A two-year-old was diagnosed with croup — a viral infection of the upper airway — after his family noticed that his voice had turned hoarse and he had a barking cough, which his doctor said are characteristic symptoms of the infection.

The symptoms and other signs of croup are the results of swelling around the larynx and trachea, Taipei Shu-tien Clinic pediatrician Tai Chi-shan (戴季珊) said.

When air travels through the narrowed airway, it produces a loud and hoarse sound as the person inhales or exhales, Tai said.

Croup often worsens or develops at night and could even be fatal if the symptoms are severe, she said.

It is a common disease among children aged six months to three years old, especially during seasonal changes.

The infection is less common among older children, she said, adding that boys are slightly more susceptible to it than girls.
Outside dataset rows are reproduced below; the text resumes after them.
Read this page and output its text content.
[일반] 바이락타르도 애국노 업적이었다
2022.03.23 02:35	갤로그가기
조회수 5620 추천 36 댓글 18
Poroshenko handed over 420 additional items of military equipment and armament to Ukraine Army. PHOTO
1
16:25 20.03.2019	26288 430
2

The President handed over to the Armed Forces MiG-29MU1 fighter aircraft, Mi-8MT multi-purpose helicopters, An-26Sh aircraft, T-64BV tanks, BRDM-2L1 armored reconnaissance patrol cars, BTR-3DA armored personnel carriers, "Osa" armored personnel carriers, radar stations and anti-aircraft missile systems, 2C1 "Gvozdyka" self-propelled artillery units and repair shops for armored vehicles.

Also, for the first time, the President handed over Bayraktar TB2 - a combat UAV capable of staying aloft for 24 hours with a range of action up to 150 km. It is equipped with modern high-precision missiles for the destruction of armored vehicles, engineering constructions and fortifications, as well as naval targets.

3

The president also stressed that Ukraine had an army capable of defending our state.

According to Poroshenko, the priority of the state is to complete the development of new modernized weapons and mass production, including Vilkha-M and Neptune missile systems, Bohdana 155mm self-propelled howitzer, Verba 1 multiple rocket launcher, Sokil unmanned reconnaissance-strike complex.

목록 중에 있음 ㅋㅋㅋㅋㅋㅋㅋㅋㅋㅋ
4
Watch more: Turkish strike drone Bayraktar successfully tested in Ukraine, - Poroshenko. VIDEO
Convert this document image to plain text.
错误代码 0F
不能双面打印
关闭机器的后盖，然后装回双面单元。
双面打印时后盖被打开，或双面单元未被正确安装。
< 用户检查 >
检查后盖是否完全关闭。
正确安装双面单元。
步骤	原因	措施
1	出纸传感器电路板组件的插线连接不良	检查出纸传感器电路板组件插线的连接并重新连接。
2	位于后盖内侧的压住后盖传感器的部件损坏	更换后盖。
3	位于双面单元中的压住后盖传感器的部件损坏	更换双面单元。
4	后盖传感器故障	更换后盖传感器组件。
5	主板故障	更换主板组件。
Many parents mistake croup for asthma, but they are completely different. Croup features a characteristic barking cough due to an infected upper airway, where a swollen throat and tissues make inhaling more difficult than exhaling, Tai said.

Asthma is characterized by a whistling breathing sound due to lower airway obstruction, where contraction of the inflamed bronchial muscle makes exhaling more difficult than inhaling, she added.

Croup is usually not serious and can be treated at home, but children who have croup and breathe with a wheezing sound even when not crying or agitated, or develop breathlessness, should seek a pediatrician’s advice on whether an adrenaline spray and long-lasting steroids are needed to reduce airway swelling, Tai said.

Noting that croup — which resembles a typical cold at the early stage — is also contagious, Tai said that enhanced household hygiene measures should be implemented if any family member has the infection.

People with croup should seek medical assistance immediately if they find themselves having a difficult time breathing and swallowing, becoming weak and pale, or if their symptoms last beyond seven days, she added.